The Wall Street Journal‘s Editorial Board rightly criticizes Trump for outdoing Harris and the Democrats at trying to buy votes with promises of special tax breaks. A slice:

“We will make interest on car loans fully deductible,” Mr. Trump vowed at a rally in Detroit on Thursday. “This will stimulate massive domestic auto production and make car ownership dramatically more affordable for millions and millions of working American families.” This is the fanciful economics typical of Democrats.

Mr. Trump is trying to woo auto workers harmed by inflation and the Biden Administration’s electric-vehicle mandate. Higher car prices and interest rates are crimping sales. Car makers are laying off workers and cutting shifts amid slowing demand. They also need to cut costs to finance increasing EV production to meet government mandates.

A tax deduction for auto interest could reduce the cost of buying a car and boost demand in the short term. But it would also fuel higher prices and make cars less affordable over time. This is what has happened with the mortgage interest deduction. It’s another tax subsidy for debt and consumption, which the economy doesn’t need.

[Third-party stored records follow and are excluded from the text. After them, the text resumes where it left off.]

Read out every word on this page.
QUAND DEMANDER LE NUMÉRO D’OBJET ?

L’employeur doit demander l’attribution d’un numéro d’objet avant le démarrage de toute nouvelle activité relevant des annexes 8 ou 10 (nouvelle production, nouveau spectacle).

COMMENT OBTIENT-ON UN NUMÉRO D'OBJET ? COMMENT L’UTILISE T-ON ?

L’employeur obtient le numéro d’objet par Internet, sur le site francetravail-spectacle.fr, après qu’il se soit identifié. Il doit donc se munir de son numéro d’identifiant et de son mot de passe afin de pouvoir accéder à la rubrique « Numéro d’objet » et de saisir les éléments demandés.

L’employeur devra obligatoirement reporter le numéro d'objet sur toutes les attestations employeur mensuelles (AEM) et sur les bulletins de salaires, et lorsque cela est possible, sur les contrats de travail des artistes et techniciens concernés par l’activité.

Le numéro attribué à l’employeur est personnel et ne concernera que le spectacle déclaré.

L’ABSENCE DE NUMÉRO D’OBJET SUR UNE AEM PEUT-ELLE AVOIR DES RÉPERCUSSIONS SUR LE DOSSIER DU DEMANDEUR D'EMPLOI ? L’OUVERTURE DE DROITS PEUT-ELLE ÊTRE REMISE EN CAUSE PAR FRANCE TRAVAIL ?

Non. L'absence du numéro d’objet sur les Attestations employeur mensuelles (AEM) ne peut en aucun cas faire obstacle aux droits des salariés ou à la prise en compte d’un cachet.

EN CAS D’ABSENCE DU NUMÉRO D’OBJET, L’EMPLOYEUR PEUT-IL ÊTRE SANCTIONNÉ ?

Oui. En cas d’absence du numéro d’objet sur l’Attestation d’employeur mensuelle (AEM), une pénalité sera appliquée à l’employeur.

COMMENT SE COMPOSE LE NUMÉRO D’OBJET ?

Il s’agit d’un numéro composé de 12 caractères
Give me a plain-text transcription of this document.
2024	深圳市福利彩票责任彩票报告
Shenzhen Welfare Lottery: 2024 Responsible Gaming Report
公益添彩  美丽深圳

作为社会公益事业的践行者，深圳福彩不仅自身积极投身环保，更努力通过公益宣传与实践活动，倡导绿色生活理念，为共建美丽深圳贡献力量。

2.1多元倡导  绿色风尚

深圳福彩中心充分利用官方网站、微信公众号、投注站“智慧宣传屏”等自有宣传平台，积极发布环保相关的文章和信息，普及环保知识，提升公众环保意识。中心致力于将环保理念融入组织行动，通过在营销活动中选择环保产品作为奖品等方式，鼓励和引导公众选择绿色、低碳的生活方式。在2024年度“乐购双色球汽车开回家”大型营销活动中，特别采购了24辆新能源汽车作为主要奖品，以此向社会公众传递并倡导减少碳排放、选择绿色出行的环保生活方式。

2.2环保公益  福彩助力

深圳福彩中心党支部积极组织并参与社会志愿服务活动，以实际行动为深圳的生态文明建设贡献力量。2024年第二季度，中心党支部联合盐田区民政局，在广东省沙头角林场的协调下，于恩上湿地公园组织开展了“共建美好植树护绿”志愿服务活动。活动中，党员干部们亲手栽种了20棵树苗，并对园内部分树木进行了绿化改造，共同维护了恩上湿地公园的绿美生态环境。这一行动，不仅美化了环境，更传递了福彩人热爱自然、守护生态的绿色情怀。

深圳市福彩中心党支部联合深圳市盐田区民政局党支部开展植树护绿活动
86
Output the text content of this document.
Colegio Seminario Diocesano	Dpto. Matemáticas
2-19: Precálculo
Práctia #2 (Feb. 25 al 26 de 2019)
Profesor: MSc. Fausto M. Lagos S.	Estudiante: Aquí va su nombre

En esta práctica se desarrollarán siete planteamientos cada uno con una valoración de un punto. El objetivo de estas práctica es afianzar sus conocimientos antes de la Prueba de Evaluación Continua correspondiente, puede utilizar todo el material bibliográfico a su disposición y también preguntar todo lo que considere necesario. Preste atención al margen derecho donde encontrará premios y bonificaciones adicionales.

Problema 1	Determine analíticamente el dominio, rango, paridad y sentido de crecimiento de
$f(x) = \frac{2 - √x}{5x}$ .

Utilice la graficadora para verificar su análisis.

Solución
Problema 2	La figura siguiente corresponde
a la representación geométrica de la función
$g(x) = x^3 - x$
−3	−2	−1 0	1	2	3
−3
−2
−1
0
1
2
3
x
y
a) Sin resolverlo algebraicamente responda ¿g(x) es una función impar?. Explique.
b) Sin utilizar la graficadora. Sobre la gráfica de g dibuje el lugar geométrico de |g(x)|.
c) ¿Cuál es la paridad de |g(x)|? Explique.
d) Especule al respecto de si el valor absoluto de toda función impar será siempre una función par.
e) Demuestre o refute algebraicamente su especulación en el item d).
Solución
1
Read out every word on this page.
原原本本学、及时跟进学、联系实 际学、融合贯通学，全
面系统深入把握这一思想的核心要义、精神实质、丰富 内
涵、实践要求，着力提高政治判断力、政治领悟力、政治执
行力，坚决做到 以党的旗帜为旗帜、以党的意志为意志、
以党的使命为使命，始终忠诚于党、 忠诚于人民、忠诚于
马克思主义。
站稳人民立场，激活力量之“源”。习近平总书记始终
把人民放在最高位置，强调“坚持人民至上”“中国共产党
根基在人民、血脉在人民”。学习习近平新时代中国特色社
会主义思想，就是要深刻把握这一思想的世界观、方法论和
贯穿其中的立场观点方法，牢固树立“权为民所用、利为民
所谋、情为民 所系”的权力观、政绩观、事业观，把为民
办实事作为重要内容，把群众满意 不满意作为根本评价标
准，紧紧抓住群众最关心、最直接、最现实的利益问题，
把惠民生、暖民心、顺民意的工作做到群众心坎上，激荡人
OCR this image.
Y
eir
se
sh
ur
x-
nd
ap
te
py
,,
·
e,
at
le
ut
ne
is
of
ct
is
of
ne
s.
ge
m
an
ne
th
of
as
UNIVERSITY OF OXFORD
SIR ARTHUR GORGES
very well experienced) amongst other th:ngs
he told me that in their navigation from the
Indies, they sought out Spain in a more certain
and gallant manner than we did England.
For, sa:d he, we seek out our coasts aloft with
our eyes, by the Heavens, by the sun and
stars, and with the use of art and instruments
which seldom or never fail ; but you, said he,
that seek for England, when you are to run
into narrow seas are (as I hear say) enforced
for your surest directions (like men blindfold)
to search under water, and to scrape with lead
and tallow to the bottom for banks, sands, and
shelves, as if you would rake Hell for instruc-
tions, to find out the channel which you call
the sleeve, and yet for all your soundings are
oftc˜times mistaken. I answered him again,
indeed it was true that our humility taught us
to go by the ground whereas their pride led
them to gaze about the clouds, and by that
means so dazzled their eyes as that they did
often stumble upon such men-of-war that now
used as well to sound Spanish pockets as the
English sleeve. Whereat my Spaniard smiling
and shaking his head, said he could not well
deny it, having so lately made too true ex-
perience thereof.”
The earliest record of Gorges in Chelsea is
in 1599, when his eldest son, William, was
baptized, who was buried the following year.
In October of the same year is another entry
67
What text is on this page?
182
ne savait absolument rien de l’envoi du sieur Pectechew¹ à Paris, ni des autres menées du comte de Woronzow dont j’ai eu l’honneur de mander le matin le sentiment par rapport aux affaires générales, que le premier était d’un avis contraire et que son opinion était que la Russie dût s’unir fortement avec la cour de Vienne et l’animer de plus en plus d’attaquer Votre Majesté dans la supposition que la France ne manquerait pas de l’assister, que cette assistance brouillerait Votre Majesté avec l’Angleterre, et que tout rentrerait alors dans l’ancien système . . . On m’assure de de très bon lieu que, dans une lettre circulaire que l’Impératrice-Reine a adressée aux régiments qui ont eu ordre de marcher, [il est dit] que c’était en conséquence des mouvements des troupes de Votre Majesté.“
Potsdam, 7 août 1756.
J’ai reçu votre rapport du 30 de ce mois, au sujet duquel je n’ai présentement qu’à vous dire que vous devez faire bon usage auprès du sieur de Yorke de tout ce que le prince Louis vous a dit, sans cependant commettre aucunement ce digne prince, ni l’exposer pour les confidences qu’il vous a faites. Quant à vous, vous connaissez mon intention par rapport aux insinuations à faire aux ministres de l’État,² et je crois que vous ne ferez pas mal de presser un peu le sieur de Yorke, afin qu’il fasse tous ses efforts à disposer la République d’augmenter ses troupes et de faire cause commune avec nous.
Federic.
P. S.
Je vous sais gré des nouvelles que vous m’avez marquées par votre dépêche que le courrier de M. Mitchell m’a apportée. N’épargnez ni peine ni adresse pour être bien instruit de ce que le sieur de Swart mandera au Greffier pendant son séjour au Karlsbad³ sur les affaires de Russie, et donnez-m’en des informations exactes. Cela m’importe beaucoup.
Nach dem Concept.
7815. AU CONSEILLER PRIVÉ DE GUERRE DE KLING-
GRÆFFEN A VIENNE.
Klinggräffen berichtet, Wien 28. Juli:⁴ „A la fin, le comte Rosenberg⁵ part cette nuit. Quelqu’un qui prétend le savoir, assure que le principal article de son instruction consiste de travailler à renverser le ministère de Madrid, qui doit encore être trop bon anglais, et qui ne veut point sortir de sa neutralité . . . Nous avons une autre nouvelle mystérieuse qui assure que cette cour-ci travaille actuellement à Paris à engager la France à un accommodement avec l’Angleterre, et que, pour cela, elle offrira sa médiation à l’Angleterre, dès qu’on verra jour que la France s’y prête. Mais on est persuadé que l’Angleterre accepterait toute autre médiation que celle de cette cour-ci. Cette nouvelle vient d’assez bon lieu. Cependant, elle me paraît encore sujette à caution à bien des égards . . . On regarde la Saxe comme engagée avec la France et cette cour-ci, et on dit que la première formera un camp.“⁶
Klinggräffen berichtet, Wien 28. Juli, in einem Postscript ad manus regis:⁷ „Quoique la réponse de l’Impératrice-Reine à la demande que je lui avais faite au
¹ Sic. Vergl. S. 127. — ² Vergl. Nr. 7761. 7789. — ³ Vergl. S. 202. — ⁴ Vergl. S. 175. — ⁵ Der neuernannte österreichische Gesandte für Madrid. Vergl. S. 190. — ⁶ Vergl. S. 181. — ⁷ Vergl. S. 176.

Ramesh Ponnuru decries Barack Obama’s contempt for voters.

Jay Bhattacharya and Kevin Bardosh write that “the cult of covid censorship is finally being broken.” A slice:

Yet a small sub-culture of scientists and journalists who supported destructive policies like school closures and vaccine mandates continue to denigrate efforts to promote thoughtful debate about the pandemic. They fear an honest appraisal of these ideas.

Before the Stanford event, LA Times business writer Michael Hiltzik wrote a column asserting that the university was “throw[ing] a party for purveyors of misinformation and disinformation about Covid”. A San Francisco newspaper erroneously averred that the panellists were mostly “Fauci-hating anti-maskers”. And, Yale epidemiology professor Gregg Gonsalves claimed that “our top schools are embarrassing themselves” by even hosting a scientific conference.

A new generation of students (who lived through the harms of lockdowns and school closures) will increasingly see such smears for what they are: childish, ad hominem slurs.

Many are tired of the vapid arguments of ideologues and hungry for a return to the long-standing academic tradition of debate. University leaders are recognising this cultural hunger. Jonathan Levin, the new Stanford president, noted in his opening remarks at the conference that faculty and students alike should “join in the larger project of trying to make Stanford and other campuses forums for the type of robust and thoughtful discussion that is at the heart of universities when we’re at our best.”